Seven states—Florida, Georgia, Indiana, Kentucky, Massachusetts, New Mexico, and Oklahoma—would create new super-subgroups encompassing either the bottom 25 percent of students at each school or traditional subgroups combined into a single unit. The argument these states make is that this new super-subgroup would allow schools to focus on a more specific goal and get around issues with subgroups that don’t have enough students to warrant statistically reliable achievement data. After all, every school has a lowest-performing 25 percent, they say.
“Our school grading law will give triple the weight to improved student achievement among our lowest-performing students, meaning the focus of our schools will, and should be, to help all struggling students and quickly narrow the achievement gap,” said Larry Behrens, a spokesman for the New Mexico education department.
The weight states give to closing achievement gaps is an important factor, said Amy Wilkins, the vice president for government affairs and communications of the Education Trust, a Washington-based group that advocates on behalf of disadvantaged children. (Two leaders at Education Trust, although not Ms. Wilkins, are also serving as the department’s peer reviewers for this waiver process.)
Even critics of the law admit that one of the NCLB law’s greatest achievements has been shining a light on individual groups of students and holding schools accountable for speeding up their progress. And so there remains one vestige from the law meant to protect subgroups during the waiver process: annual measurable objectives, or AMOs. Those are the annual targets set for students, and subgroups of students, that determine whether a school makes AYP.
Under the waivers, states must still set AMOs by subgroup; however, most of the 11 states wouldn’t give AMOs a prominent role in their accountability systems.
While those AMOs are supposed to “guide support and improvement efforts,” according to the Education Department, they won’t determine which schools are turnaround or “focus” schools—the 15 percent of a state’s schools that get the most intervention—nor will they drive when schools can get out from under those labels.
Florida, for example, would set annual targets for subgroups, but hitting or missing them wouldn’t affect a school’s grade.
Massachusetts also acknowledges the backseat AMOs take in its application, saying those targets are meant to provide “transparent reporting” about schools’ progress toward college and career readiness. Meanwhile, a school’s separate index score, which is at the heart of Massachusetts’ accountability system, would be used to identify schools most in need of help.

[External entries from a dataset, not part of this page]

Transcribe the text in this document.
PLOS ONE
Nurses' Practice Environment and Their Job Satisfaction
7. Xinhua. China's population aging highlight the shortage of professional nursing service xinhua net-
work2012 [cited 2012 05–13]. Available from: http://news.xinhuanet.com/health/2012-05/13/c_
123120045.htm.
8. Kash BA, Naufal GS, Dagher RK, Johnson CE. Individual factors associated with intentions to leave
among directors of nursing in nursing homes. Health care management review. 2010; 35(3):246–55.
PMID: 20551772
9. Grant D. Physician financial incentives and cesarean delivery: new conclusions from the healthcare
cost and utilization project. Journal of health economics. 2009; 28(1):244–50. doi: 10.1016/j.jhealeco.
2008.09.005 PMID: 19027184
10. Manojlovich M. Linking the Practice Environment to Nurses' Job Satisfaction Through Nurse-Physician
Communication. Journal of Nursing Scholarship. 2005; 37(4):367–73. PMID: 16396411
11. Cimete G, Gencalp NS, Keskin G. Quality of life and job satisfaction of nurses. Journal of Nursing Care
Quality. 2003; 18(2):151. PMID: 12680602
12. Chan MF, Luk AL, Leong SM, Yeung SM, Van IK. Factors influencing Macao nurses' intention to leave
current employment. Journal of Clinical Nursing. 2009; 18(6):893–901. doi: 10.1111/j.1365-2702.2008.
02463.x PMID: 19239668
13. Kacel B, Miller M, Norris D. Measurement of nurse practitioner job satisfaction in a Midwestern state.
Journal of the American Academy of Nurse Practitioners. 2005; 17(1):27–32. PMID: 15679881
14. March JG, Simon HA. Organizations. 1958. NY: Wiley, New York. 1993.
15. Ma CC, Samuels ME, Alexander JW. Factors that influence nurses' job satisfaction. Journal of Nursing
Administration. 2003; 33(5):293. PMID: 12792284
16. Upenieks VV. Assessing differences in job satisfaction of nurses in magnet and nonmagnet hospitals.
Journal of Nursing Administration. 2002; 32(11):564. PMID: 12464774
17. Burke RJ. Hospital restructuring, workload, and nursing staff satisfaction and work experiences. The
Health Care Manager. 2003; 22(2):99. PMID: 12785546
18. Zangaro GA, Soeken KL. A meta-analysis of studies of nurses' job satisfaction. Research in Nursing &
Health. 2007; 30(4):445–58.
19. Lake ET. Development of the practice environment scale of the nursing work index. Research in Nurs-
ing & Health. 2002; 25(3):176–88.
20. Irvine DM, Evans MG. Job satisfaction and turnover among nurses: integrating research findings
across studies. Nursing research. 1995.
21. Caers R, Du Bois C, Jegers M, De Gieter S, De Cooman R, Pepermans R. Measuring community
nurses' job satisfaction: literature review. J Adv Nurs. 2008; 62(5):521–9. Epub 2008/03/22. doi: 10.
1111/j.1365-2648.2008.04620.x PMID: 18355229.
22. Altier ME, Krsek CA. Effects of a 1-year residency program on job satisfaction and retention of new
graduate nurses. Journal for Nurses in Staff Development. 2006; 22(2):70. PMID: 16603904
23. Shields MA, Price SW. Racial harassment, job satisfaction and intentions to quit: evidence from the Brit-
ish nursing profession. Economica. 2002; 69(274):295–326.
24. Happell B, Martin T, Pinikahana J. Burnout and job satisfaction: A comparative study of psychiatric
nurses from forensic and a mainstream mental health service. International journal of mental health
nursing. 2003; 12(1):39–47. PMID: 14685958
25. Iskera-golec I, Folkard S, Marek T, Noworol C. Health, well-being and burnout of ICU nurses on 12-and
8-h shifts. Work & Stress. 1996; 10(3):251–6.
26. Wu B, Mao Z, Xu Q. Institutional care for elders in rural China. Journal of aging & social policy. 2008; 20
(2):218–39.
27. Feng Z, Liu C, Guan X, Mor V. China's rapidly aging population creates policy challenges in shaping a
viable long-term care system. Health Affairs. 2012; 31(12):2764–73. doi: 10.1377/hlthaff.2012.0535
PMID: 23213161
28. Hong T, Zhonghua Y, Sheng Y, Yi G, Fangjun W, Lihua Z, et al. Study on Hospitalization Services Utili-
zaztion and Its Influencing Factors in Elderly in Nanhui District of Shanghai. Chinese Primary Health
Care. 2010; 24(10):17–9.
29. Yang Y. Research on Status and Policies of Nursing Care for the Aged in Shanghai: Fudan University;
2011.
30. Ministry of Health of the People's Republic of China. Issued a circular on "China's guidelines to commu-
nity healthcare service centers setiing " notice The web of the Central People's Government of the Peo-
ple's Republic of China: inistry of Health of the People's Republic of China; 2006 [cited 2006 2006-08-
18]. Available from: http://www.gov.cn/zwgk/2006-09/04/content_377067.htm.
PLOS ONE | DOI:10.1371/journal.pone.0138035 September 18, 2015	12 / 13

Indiana wanted to go so far as to replace traditional subgroups entirely in its accountability system.
“We have good data to show that a large portion of the traditional subgroups are included in the bottom 25 percent,” said Alex Damron, a state education department spokesman. However, federal officials have already told the state it must revise its proposal to set achievement targets for traditional subgroups.
Tutoring Loses Out
States’ waiver proposals also reveal another important trend. Most states don’t plan to keep the NCLB law’s universal sanctions for failing schools: supplemental education services, or the tutoring known as SES that’s usually provided by outside organizations, and school choice.
Though not all states explicitly addressed SES and choice in their applications, only Colorado and Oklahoma indicate they want to keep those requirements and that their schools set aside at least a small portion of Title I funding to pay for such service.
Meanwhile, at least five states would need new legislation to turn their waiver proposals into reality.
Georgia, New Jersey, and New Mexico would have the heaviest lift. All said they need their legislatures to implement new statewide teacher-evaluation systems that factor in student growth—a key part of the department’s flexibility requirements.
Mr. Duncan has both promised to maintain a high bar for awarding a waiver and to give the flexibility to any state that wants one.
“We hope Secretary Duncan maintains that high bar,” said New Mexico schools chief Hanna Skandera in an interview, “and calls out states that don’t reach it.”